Defense Secretary William S. Cohen's surprise decision to replace Army Gen. Wesley K. Clark as NATO's top commander ahead of schedule ran into some criticism on Capitol Hill yesterday. But there was no move to oppose it or to block Cohen's choice of Air Force Gen. Joseph Ralston for the job.
The selection of Ralston was swiftly endorsed by Sen. John W. Warner (R-Va.), chairman of the Armed Services Committee, which must vote on the nomination. Warner's early support reduces the chances that Ralston will run into the kind of political trouble he did three years ago, when the disclosure of an earlier adulterous affair caused him to withdraw from consideration to be chairman of the Joint Chiefs of Staff.
But some critics took issue with Cohen's decision to ease Clark out of the NATO post next April.

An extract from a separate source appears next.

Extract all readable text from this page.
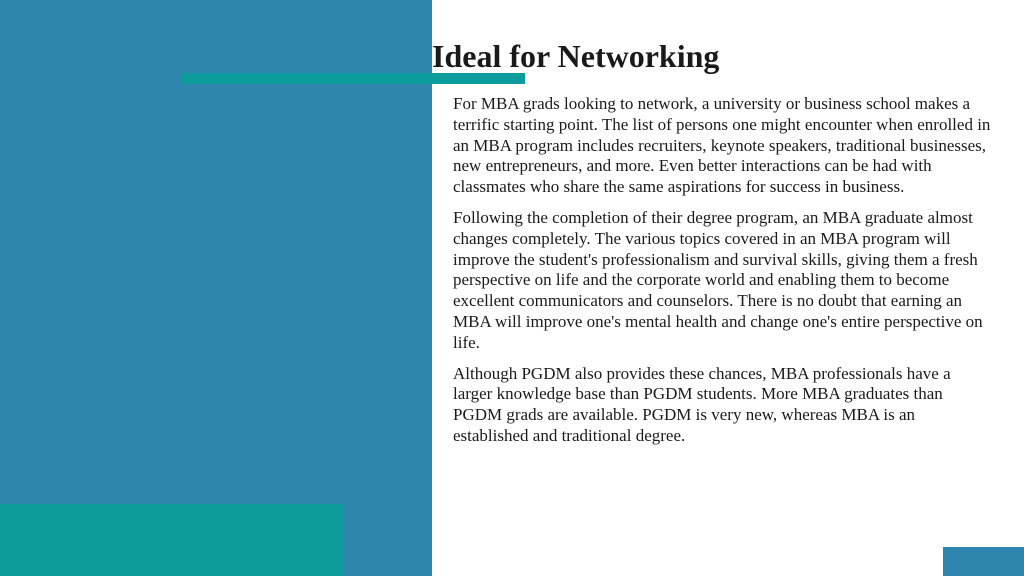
Ideal for Networking

For MBA grads looking to network, a university or business school makes a terrific starting point. The list of persons one might encounter when enrolled in an MBA program includes recruiters, keynote speakers, traditional businesses, new entrepreneurs, and more. Even better interactions can be had with classmates who share the same aspirations for success in business.

Following the completion of their degree program, an MBA graduate almost changes completely. The various topics covered in an MBA program will improve the student's professionalism and survival skills, giving them a fresh perspective on life and the corporate world and enabling them to become excellent communicators and counselors. There is no doubt that earning an MBA will improve one's mental health and change one's entire perspective on life.

Although PGDM also provides these chances, MBA professionals have a larger knowledge base than PGDM students. More MBA graduates than PGDM grads are available. PGDM is very new, whereas MBA is an established and traditional degree.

"My greatest fear is that the timing and the manner in which this announcement was handled could undermine General Clark's authority at a time when we are still trying to avoid catastrophes" in the Balkans, said Rep. Ellen Tauscher (D-Calif.), a member of the House Armed Services Committee. Instead of retiring Clark early, Tauscher said, the United States should award him a Congressional Gold Medal for leading NATO's air campaign against Yugoslavia.
Cohen and other senior administration officials defended the abrupt change of command, praising Clark but making clear that Ralston, now vice chairman of the Joint Chiefs, was their preferred choice to take over the NATO job.
Clark, who had expected to stay until July and possibly longer, learned Tuesday of the plan to have him step down next spring. He was informed of Cohen's decision while on an official visit to Lithuania, in a phone call from Army Gen. Henry H. Shelton, chairman of the Joint Chiefs.
Critics questioned why Cohen had not made the call himself and why Clark was caught off guard. The incident only served to highlight strains between the general and the defense secretary over the conduct of the war against Yugoslavia.
Sen. John McCain (R-Ariz.), an Armed Services Committee member and presidential candidate, expressed concern that if Clark's early departure "is in any way punishment for giving the commander-in-chief his best advice and counsel" during the air war, then it "will influence other senior officers to place political considerations before military necessities and deprive future presidents of the counsel they need to best protect our security."
White House and Pentagon officials vigorously rebutted suggestions that Clark was being victimized because of his advocacy during the war of more aggressive airstrikes, the use of Apache attack helicopters and the positioning of ground troops for a land invasion. They also expressed confidence that Ralston will win confirmation.
A highly decorated jet fighter pilot who fought in the Vietnam War, Ralston, 55, had been Cohen's first choice for chairman of the Joint Chiefs in 1997. But word of an affair he had in the 1980s while separated from his wife coincided with a highly charged national debate over whether the military was applying a double standard in sexual misconduct cases against senior officers and lower-ranking service members. The Air Force sparked the debate by compelling its first female bomber pilot, 1st Lt. Kelly Flinn, to choose a less-than-honorable discharge to avoid court-martial for adultery, lying and disobedience.
Rather than risk a bruising political fight, Ralston withdrew. He won easy confirmation the following year when put forward for a second two-year term as vice chairman.